We often become stuck in a rut of our own making, because we are afraid of venturing out into unfamiliar territory. We may be caught up in our suffering and be leading “safe” and unfulfilling lives, but on some level, we are really choosing this apparent safety rather than taking a risk to become happier. We fool ourselves into thinking that we have some control over our lives and are able to maintain a semblance of security, although in truth we really have little control over much of what happens to us.
This becomes vividly clear to us anytime a family member dies, our marriage or relationship falls apart, we lose our livelihood, or we are struck by any type of natural disaster. At these times, we become acutely aware of our inner vulnerabilities and the lack of control that we really face in our lives. However, these moments can become opportunities for inner growth and transformation when we allow ourselves to open fully to the unknown path ahead of us, rather than focusing all of our awareness on that which we’ve lost.
So much of our time is wasted in building up the defensive walls that we surround ourselves with, rather than allowing ourselves to be touched and moved by the world around us. Our tender souls long for connection on a deep level, but are prevented from reaching out by the protective fortresses of our own making. To allow ourselves to be open and vulnerable involves running the risk of reconnecting with those inner wounds we guard against so dearly, and yet it also means closing ourselves off from others and the love that’s always present in our own hearts.
We therefore are in constant conflict between the yearning of our souls for the deep inner union we realize is our birthright and the fear that we may have to face the pain we have kept boarded up inside in order to do so. But at the end of the day, are we not meant to live a full life, to weave a rich tapestry made up of our creativity and emotions, to be of service, and to reconnect with the wholeness of all that we are?
In order to lead more fulfilling lives, we need to be willing to break down our defensive walls and put our trust in the unknown and the process of inner transformation. Nature can be a wonderful teacher on this journey. Observing how change is an ongoing and integral part of every moment can help us to realign with our own innate love and wisdom. Change is present everywhere we look—in the constant play of the clouds moving across the sky, in the decay of a rotting tree next to a new seedling breaking through the ground, in the changing of the seasons, and in the metamorphosis of the caterpillar into the butterfly.

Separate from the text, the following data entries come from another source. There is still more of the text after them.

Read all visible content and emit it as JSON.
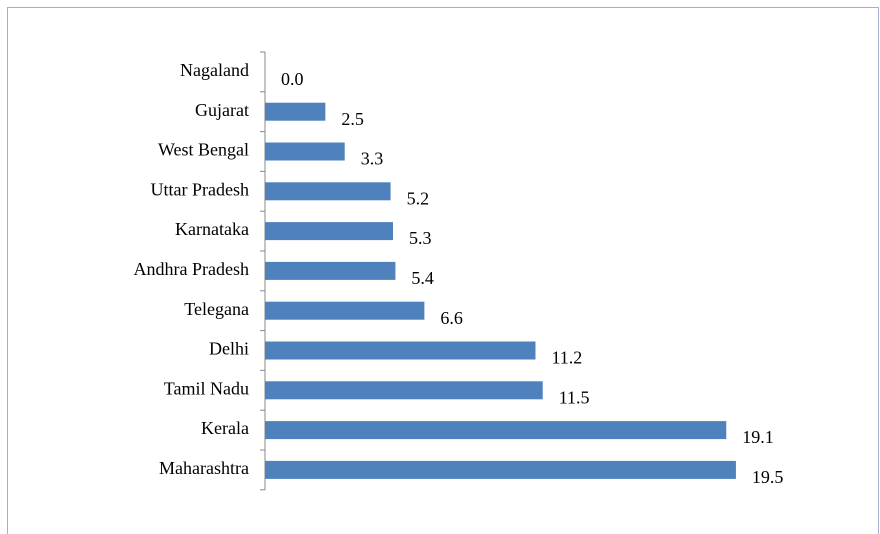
{
  "chart_data": {
    "type": "bar",
    "orientation": "horizontal",
    "categories": [
      "Nagaland",
      "Gujarat",
      "West Bengal",
      "Uttar Pradesh",
      "Karnataka",
      "Andhra Pradesh",
      "Telegana",
      "Delhi",
      "Tamil Nadu",
      "Kerala",
      "Maharashtra"
    ],
    "values": [
      0.0,
      2.5,
      3.3,
      5.2,
      5.3,
      5.4,
      6.6,
      11.2,
      11.5,
      19.1,
      19.5
    ],
    "value_labels": [
      "0.0",
      "2.5",
      "3.3",
      "5.2",
      "5.3",
      "5.4",
      "6.6",
      "11.2",
      "11.5",
      "19.1",
      "19.5"
    ],
    "color": "#4f81bd"
  }
}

Our own metamorphosis can occur once we become willing to examine the barricades that we’ve constructed and begin one by one to take down the bricks separating us from our own true nature. How do we start to deconstruct that which we’ve spent so much time and energy building up? The best way to do so is in the presence of a compassionate other. Our defenses were originally erected in the context of a relationship, so the best way to work on eliminating them is through the rapport established with another. The face of compassion and unconditional love can give us the courage to take down our barricades and to face the inner wounds that we’ve hidden deep inside. In some cases this might be done with a loved one, in others it might require working with an empathic psychotherapist. In either case, it is work that we need to do if we want to get back in touch with the love and joy that exists deep within our souls.
We are all faced with a choice—to settle for the apparent “safety” of an unfulfilling life, or to open to a life of fearless adventure and continual discovery. So let’s choose to allow our hearts to be broken wide open and to experience all of the emotions moving through us as waves in an ocean of love. Our lives are too precious and sacred to do anything else. If you aren’t sure how to begin this process, contacting a qualified and compassionate therapist or counselor can be a good start!